La notte scorsa si è spento a Roma, all’età di 74 anni, Mauro Di Francesco, l’attore e cabarettista che per un’intera generazione ha incarnato l’essenza della commedia italiana degli anni Ottanta.

Ricoverato da un mese per complicazioni di salute, Maurino – come lo chiamavano tutti – ha lasciato un vuoto incolmabile nel panorama dello spettacolo italiano. Una decina di anni fa aveva affrontato con coraggio un trapianto di fegato che gli aveva regalato una seconda possibilità, ma il destino aveva altri piani per lui.

Nato a Milano il 17 maggio 1951, figlio di una sarta teatrale e di un direttore di palcoscenico, Di Francesco aveva il teatro nel sangue ancor prima di poter scegliere. A soli cinque anni debuttò con il Mago Zurlì, dando inizio a una carriera precoce che lo vide bambino attore in spot pubblicitari e spettacoli teatrali. Ma fu l’ingresso a quindici anni nella prestigiosa compagnia di Giorgio Strehler a segnare una svolta decisiva: lavorare accanto a Valentina Cortese significava respirare il grande teatro, quello che forma e trasforma. A diciassette anni arrivò anche la televisione, con lo sceneggiato Rai “La freccia nera”.
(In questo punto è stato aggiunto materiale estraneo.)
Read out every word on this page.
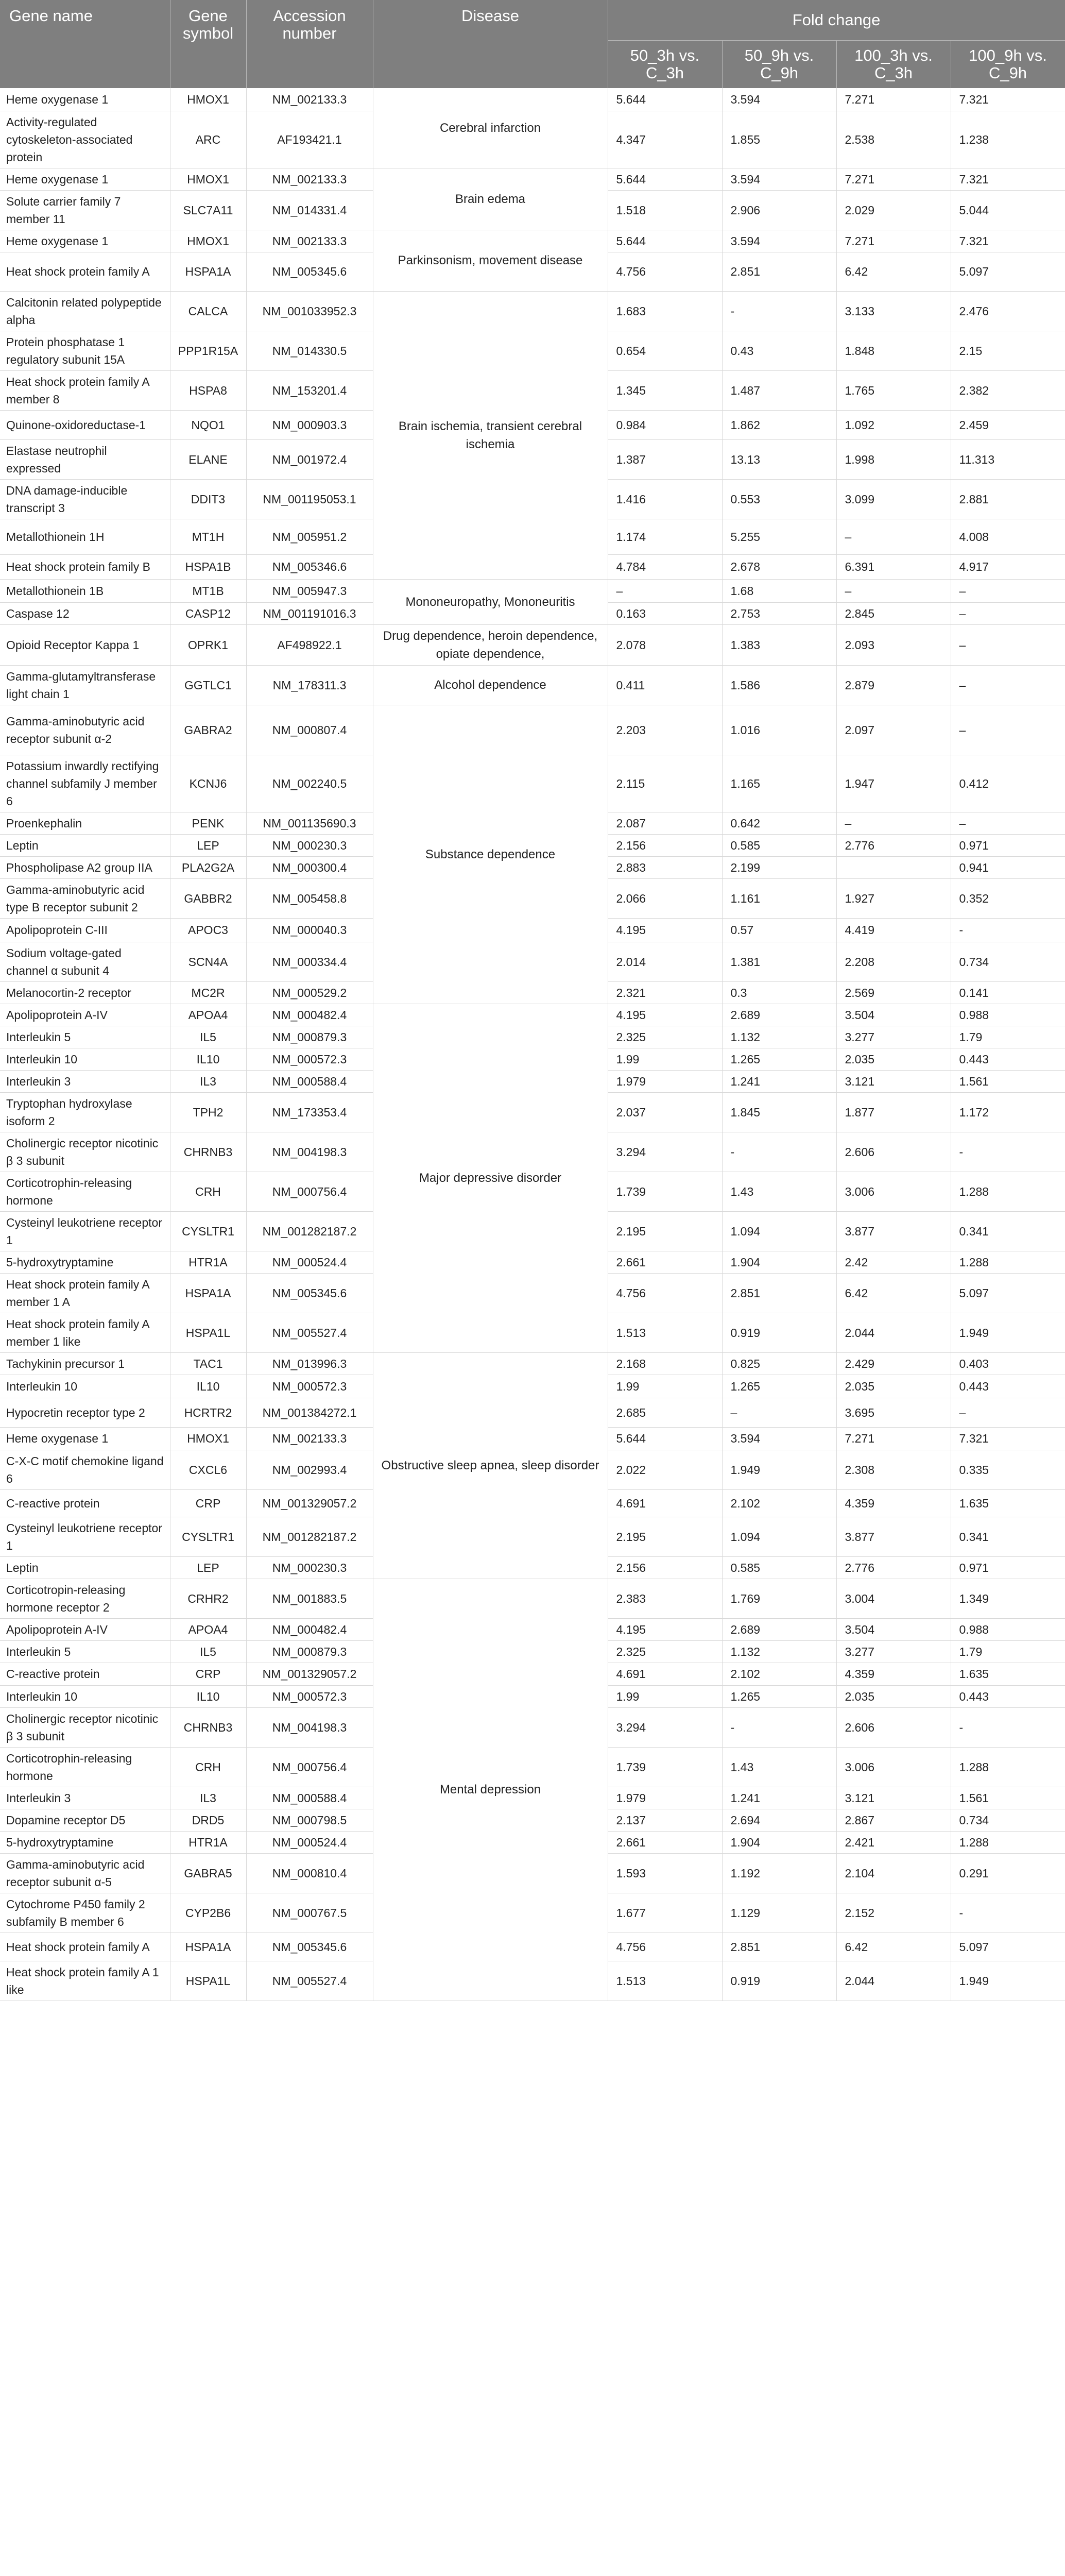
Gene name	Gene symbol	Accession number	Disease	Fold change			
				50_3h vs. C_3h	50_9h vs. C_9h	100_3h vs. C_3h	100_9h vs. C_9h
Heme oxygenase 1	HMOX1	NM_002133.3	Cerebral infarction	5.644	3.594	7.271	7.321
Activity-regulated cytoskeleton-associated protein	ARC	AF193421.1		4.347	1.855	2.538	1.238
Heme oxygenase 1	HMOX1	NM_002133.3	Brain edema	5.644	3.594	7.271	7.321
Solute carrier family 7 member 11	SLC7A11	NM_014331.4		1.518	2.906	2.029	5.044
Heme oxygenase 1	HMOX1	NM_002133.3	Parkinsonism, movement disease	5.644	3.594	7.271	7.321
Heat shock protein family A	HSPA1A	NM_005345.6		4.756	2.851	6.42	5.097
Calcitonin related polypeptide alpha	CALCA	NM_001033952.3	Brain ischemia, transient cerebral ischemia	1.683	-	3.133	2.476
Protein phosphatase 1 regulatory subunit 15A	PPP1R15A	NM_014330.5		0.654	0.43	1.848	2.15
Heat shock protein family A member 8	HSPA8	NM_153201.4		1.345	1.487	1.765	2.382
Quinone-oxidoreductase-1	NQO1	NM_000903.3		0.984	1.862	1.092	2.459
Elastase neutrophil expressed	ELANE	NM_001972.4		1.387	13.13	1.998	11.313
DNA damage-inducible transcript 3	DDIT3	NM_001195053.1		1.416	0.553	3.099	2.881
Metallothionein 1H	MT1H	NM_005951.2		1.174	5.255	–	4.008
Heat shock protein family B	HSPA1B	NM_005346.6		4.784	2.678	6.391	4.917
Metallothionein 1B	MT1B	NM_005947.3	Mononeuropathy, Mononeuritis	–	1.68	–	–
Caspase 12	CASP12	NM_001191016.3		0.163	2.753	2.845	–
Opioid Receptor Kappa 1	OPRK1	AF498922.1	Drug dependence, heroin dependence, opiate dependence,	2.078	1.383	2.093	–
Gamma-glutamyltransferase light chain 1	GGTLC1	NM_178311.3	Alcohol dependence	0.411	1.586	2.879	–
Gamma-aminobutyric acid receptor subunit α-2	GABRA2	NM_000807.4	Substance dependence	2.203	1.016	2.097	–
Potassium inwardly rectifying channel subfamily J member 6	KCNJ6	NM_002240.5		2.115	1.165	1.947	0.412
Proenkephalin	PENK	NM_001135690.3		2.087	0.642	–	–
Leptin	LEP	NM_000230.3		2.156	0.585	2.776	0.971
Phospholipase A2 group IIA	PLA2G2A	NM_000300.4		2.883	2.199		0.941
Gamma-aminobutyric acid type B receptor subunit 2	GABBR2	NM_005458.8		2.066	1.161	1.927	0.352
Apolipoprotein C-III	APOC3	NM_000040.3		4.195	0.57	4.419	-
Sodium voltage-gated channel α subunit 4	SCN4A	NM_000334.4		2.014	1.381	2.208	0.734
Melanocortin-2 receptor	MC2R	NM_000529.2		2.321	0.3	2.569	0.141
Apolipoprotein A-IV	APOA4	NM_000482.4	Major depressive disorder	4.195	2.689	3.504	0.988
Interleukin 5	IL5	NM_000879.3		2.325	1.132	3.277	1.79
Interleukin 10	IL10	NM_000572.3		1.99	1.265	2.035	0.443
Interleukin 3	IL3	NM_000588.4		1.979	1.241	3.121	1.561
Tryptophan hydroxylase isoform 2	TPH2	NM_173353.4		2.037	1.845	1.877	1.172
Cholinergic receptor nicotinic β 3 subunit	CHRNB3	NM_004198.3		3.294	-	2.606	-
Corticotrophin-releasing hormone	CRH	NM_000756.4		1.739	1.43	3.006	1.288
Cysteinyl leukotriene receptor 1	CYSLTR1	NM_001282187.2		2.195	1.094	3.877	0.341
5-hydroxytryptamine	HTR1A	NM_000524.4		2.661	1.904	2.42	1.288
Heat shock protein family A member 1 A	HSPA1A	NM_005345.6		4.756	2.851	6.42	5.097
Heat shock protein family A member 1 like	HSPA1L	NM_005527.4		1.513	0.919	2.044	1.949
Tachykinin precursor 1	TAC1	NM_013996.3	Obstructive sleep apnea, sleep disorder	2.168	0.825	2.429	0.403
Interleukin 10	IL10	NM_000572.3		1.99	1.265	2.035	0.443
Hypocretin receptor type 2	HCRTR2	NM_001384272.1		2.685	–	3.695	–
Heme oxygenase 1	HMOX1	NM_002133.3		5.644	3.594	7.271	7.321
C-X-C motif chemokine ligand 6	CXCL6	NM_002993.4		2.022	1.949	2.308	0.335
C-reactive protein	CRP	NM_001329057.2		4.691	2.102	4.359	1.635
Cysteinyl leukotriene receptor 1	CYSLTR1	NM_001282187.2		2.195	1.094	3.877	0.341
Leptin	LEP	NM_000230.3		2.156	0.585	2.776	0.971
Corticotropin-releasing hormone receptor 2	CRHR2	NM_001883.5	Mental depression	2.383	1.769	3.004	1.349
Apolipoprotein A-IV	APOA4	NM_000482.4		4.195	2.689	3.504	0.988
Interleukin 5	IL5	NM_000879.3		2.325	1.132	3.277	1.79
C-reactive protein	CRP	NM_001329057.2		4.691	2.102	4.359	1.635
Interleukin 10	IL10	NM_000572.3		1.99	1.265	2.035	0.443
Cholinergic receptor nicotinic β 3 subunit	CHRNB3	NM_004198.3		3.294	-	2.606	-
Corticotrophin-releasing hormone	CRH	NM_000756.4		1.739	1.43	3.006	1.288
Interleukin 3	IL3	NM_000588.4		1.979	1.241	3.121	1.561
Dopamine receptor D5	DRD5	NM_000798.5		2.137	2.694	2.867	0.734
5-hydroxytryptamine	HTR1A	NM_000524.4		2.661	1.904	2.421	1.288
Gamma-aminobutyric acid receptor subunit α-5	GABRA5	NM_000810.4		1.593	1.192	2.104	0.291
Cytochrome P450 family 2 subfamily B member 6	CYP2B6	NM_000767.5		1.677	1.129	2.152	-
Heat shock protein family A	HSPA1A	NM_005345.6		4.756	2.851	6.42	5.097
Heat shock protein family A 1 like	HSPA1L	NM_005527.4		1.513	0.919	2.044	1.949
Gli anni Settanta furono quelli del cabaret, la fucina che avrebbe plasmato il volto della comicità italiana. Insieme a Livia Cerini e poi nel Gruppo Repellente, creatura geniale di Enzo Jannacci e Beppe Viola, Di Francesco condivise il palco con colleghi destinati a diventare leggende: Diego Abatantuono, Massimo Boldi, Giorgio Faletti. Era l’epoca in cui la risata nasceva dalla strada, dall’osservazione della realtà milanese, da quella capacità tutta lombarda di ridere di se stessi senza perdere dignità.

Ma è negli anni Ottanta che Maurino diventa un’icona. I film di Carlo Vanzina – “I fichissimi”, “Il ras del quartiere”, “Eccezzziunale veramente – Capitolo secondo… me” – lo trasformano in un volto familiare per milioni di italiani. È in “Sapore di mare 2 – Un anno dopo”, “Yesterday – Vacanze al mare”, “Ferragosto Ok” e nei due capitoli di “Abbronzatissimi” che costruisce il suo personaggio più riconoscibile: il giovane milanese impacciato, quello che cerca di conquistare le ragazze con una timidezza disarmante, un mix perfetto di ironia, genuinità e quella malinconia che rendeva ogni sua battuta più umana, più vera.

Chi lo ha conosciuto ricorda il suo talento nel rendere credibile anche il personaggio più goffo, perché dietro la maschera comica c’era sempre un attore vero, cresciuto nelle migliori scuole teatrali italiane. Indimenticabili le sue apparizioni accanto a Diego Abatantuono in “Attila flagello di Dio” di Castellano e Pipolo, dove la chimica tra i due attori creava momenti di pura comicità.

Sul set di “Sapore di mare 2” incontrò l’attrice francese Pascale Reynaud, dalla quale ebbe un figlio, Daniel. Successivamente, nel 1997, sposò Antonella Palma di Fratianni. La vita privata divenne sempre più importante negli ultimi anni, quando rallentò drasticamente l’attività artistica per dedicarsi alla Toscana e agli affetti più cari, senza mai perdere quella simpatia e quella battuta pronta che lo avevano reso celebre.

Il suo ultimo film risale al 2019: “Odissea nell’ospizio”, diretto dall’amico Jerry Calà. Un testamento artistico che chiudeva un cerchio iniziato quasi settant’anni prima, quando un bambino di cinque anni saliva sul palco con il Mago Zurlì senza sapere che avrebbe attraversato mezzo secolo di spettacolo italiano, lasciando un’impronta indelebile nel cuore di chi lo ha visto recitare. Mauro Di Francesco se n’è andato, ma il suo sorriso impacciato continuerà a vivere in quelle commedie estive che ancora oggi ci fanno sorridere, ricordandoci un’epoca in cui ridere era più semplice, più leggero, più umano.